Les Chroniques de l'Imaginaire

L'hôtel du Rayon Vert - Pavloff, Franck

Cerbère, dernier village français avant l’Espagne. Dans cette bourgade frontalière, il ne reste de la Belle Époque que l’hôtel du Rayon Vert avec ses trois étages en ciment armé, fiché comme un Titanic au cœur de la gare. 

Depuis la terrasse qui surplombe la Méditerranée, les clients guettent le salut furtif du soleil de feu qui embrase les collines environnantes jalonnées de figuiers de Barbarie et de sombres ceps de vignes avant que la nuit ne tombe.

Au-delà d’un lieu de mémoire, théâtre d'exils par tout temps de guerre (franquisme, nazisme ou des migrations plus récentes) et berceau de nouveaux espoirs, c’est dans ce décor, à la fois mythique et un peu irréel, que Franck Pavloff a choisi de donner corps aux personnages de son dernier roman.

Digne de l’infatigable voyageur littéraire qu’il est, on y croise une photographe globe-trotteuse, un violoniste revendiquant l’héritage du poète Antonio Machado, une jeune femme à peine libérée de prison, le fantôme du philosophe allemand Walter Benjamin mais aussi le libraire de Collioure, village voisin, ou encore le responsable du poste d’aiguillage des trains et sa fille trapéziste qui aide les migrants de passage à Cerbère.

Que sont-ils venus chercher, tous, sinon leur propre vérité, faite de rêves, de projets fous, d’audace et d’espérance ?

Dans une atmosphère surannée qui m’a, par moments, évoquée le film Minuit à Paris, l’auteur de Matin Brun (la nouvelle devenue culte) met sur le devant de la scène un lieu inoubliable de mes vacances d’enfant passées l’été sur la côte Vermeille : l’hôtel du Rayon Vert, dont je me rappelais encore les contours à défaut du nom.

Réalisation architecturale emblématique, ayant eu son heure de gloire à l’époque Art Déco et classé monument historique depuis 2002, on ne pouvait imaginer meilleur cadre pour mélanger des histoires de vie qui fusent dans tous les sens. 

C’est un texte riche et dense où les destins prennent vie, se heurtent, s’entremêlent ou se scindent.

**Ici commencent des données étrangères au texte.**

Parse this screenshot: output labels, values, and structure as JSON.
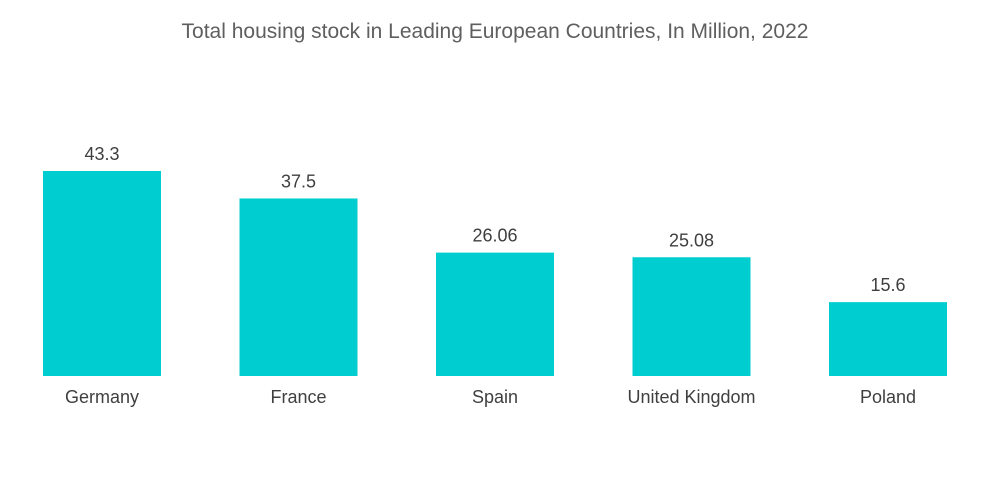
{
  "chart_data": {
    "type": "bar",
    "title": "Total housing stock in Leading European Countries, In Million, 2022",
    "categories": [
      "Germany",
      "France",
      "Spain",
      "United Kingdom",
      "Poland"
    ],
    "values": [
      43.3,
      37.5,
      26.06,
      25.08,
      15.6
    ],
    "value_labels": [
      "43.3",
      "37.5",
      "26.06",
      "25.08",
      "15.6"
    ],
    "ylim": [
      0,
      43.3
    ],
    "grid": false,
    "legend": "none",
    "bar_color": "#00cdd0"
  }
}
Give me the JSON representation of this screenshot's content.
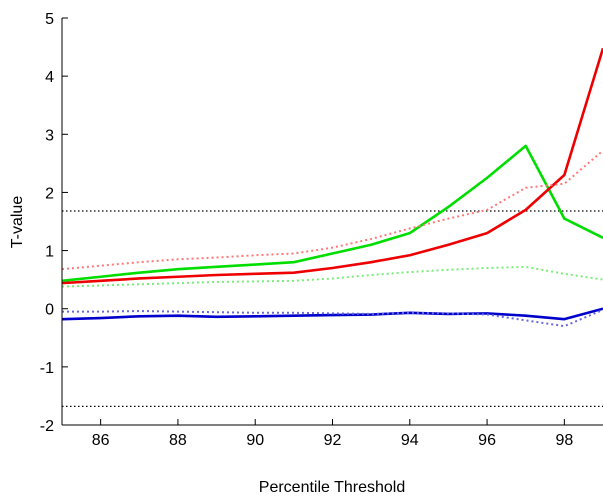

Les croisements entre les nombreux personnages ont de quoi faire quelques fois perdre le fil mais il en demeure malgré tout une sorte de réconfort sous-jacent tel un appel à la paix, à la solidarité et à la fraternité d’autant plus pertinent vu l’état de notre monde actuel. 

Rien de mieux que d’interroger le présent pour tenter de décrypter un passé qui semble encore parfois à portée de mains. Une lecture assez complexe et difficile mais qui m’a néanmoins transportée pendant quelques heures au cœur de mes propres souvenirs et dont je ressors pleine de gratitude et de nostalgie.